U2 singer Paul David Hewson, best known by his stage name Bono, has come to recognize that capitalism is crucial in lifting people out of poverty in any permanent way.
He now calls institutionalized charity like foreign aid only a “stopgap,” not a basic cure for poverty — an understanding perhaps still too generous, since such aid can prevent needed economic and other reforms and thus help entrench poverty.
In any case, for decades Bono has both raised money from individuals for international charity and chastised government officials whose policies seemed too stingy (in spending other people’s money).
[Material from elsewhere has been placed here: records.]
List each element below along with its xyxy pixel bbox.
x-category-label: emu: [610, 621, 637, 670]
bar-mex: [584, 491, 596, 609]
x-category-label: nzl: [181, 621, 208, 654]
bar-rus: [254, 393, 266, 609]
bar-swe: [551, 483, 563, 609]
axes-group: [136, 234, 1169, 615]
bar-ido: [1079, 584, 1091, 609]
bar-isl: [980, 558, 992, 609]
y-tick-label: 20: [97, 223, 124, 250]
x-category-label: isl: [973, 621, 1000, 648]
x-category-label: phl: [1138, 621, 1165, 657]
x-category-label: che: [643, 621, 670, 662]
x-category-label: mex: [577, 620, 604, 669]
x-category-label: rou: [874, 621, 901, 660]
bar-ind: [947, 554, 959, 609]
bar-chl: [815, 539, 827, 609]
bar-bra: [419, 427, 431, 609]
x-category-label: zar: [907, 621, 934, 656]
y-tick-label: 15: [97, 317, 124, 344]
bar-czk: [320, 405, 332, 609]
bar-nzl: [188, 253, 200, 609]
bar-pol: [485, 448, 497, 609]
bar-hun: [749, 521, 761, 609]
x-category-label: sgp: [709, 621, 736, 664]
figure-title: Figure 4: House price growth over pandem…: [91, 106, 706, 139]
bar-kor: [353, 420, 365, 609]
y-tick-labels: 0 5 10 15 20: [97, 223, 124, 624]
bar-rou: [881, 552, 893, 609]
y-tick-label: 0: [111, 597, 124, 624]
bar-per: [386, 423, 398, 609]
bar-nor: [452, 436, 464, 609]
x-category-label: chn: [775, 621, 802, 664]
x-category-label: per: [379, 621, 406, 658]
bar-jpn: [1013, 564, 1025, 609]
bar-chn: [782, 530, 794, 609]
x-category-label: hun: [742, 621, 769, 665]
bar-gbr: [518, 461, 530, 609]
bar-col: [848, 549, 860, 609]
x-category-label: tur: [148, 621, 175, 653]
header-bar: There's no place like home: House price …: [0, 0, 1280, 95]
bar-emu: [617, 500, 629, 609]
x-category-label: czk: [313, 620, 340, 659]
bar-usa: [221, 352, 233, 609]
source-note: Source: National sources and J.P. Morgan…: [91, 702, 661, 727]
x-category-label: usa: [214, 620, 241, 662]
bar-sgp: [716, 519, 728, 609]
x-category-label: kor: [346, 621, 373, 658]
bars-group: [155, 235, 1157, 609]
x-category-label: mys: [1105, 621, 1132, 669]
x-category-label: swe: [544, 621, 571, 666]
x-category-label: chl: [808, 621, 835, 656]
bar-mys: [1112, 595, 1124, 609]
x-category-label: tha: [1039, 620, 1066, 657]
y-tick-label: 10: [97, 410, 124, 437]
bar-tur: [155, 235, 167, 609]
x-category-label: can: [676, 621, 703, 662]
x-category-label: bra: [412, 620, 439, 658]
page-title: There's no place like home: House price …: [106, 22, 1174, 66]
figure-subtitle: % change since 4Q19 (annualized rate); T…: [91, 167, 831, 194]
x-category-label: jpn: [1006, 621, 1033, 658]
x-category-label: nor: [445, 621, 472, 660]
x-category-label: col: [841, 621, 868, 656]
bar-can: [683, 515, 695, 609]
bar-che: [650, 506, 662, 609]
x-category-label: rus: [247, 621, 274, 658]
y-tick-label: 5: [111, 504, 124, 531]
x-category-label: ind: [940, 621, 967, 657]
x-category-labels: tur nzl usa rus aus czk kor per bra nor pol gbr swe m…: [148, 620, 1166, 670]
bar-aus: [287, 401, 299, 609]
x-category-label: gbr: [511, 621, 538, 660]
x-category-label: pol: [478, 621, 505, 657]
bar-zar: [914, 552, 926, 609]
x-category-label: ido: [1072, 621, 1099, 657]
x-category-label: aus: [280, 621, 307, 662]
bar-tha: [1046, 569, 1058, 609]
Now he is surprised to be touting the pivotal virtues of money-making and entrepreneurship.
“Rock star preaches capitalism. Wow. Sometimes I hear myself and I just can’t believe it. But commerce is real. That’s what you’re about here. It’s real. Aid is just a stopgap. Commerce — entrepreneurial capitalism — takes more people out of poverty than aid. Of course we know that.” (See a clip of these words.)
The rock star’s epiphany came after a TED talk a few years ago by George Ayittey, in which the speaker “made a special effort to rip into the foreign aid establishment,” knowing that Bono was in the audience. When the star came up after the talk to express his disagreement, Ayittey gave him a copy of his ideology-changing book Africa Unchained: The Blueprint for Development.
Perspectives unchained by myth and politics are a good idea too.
This is Common Sense. I’m Paul Jacob.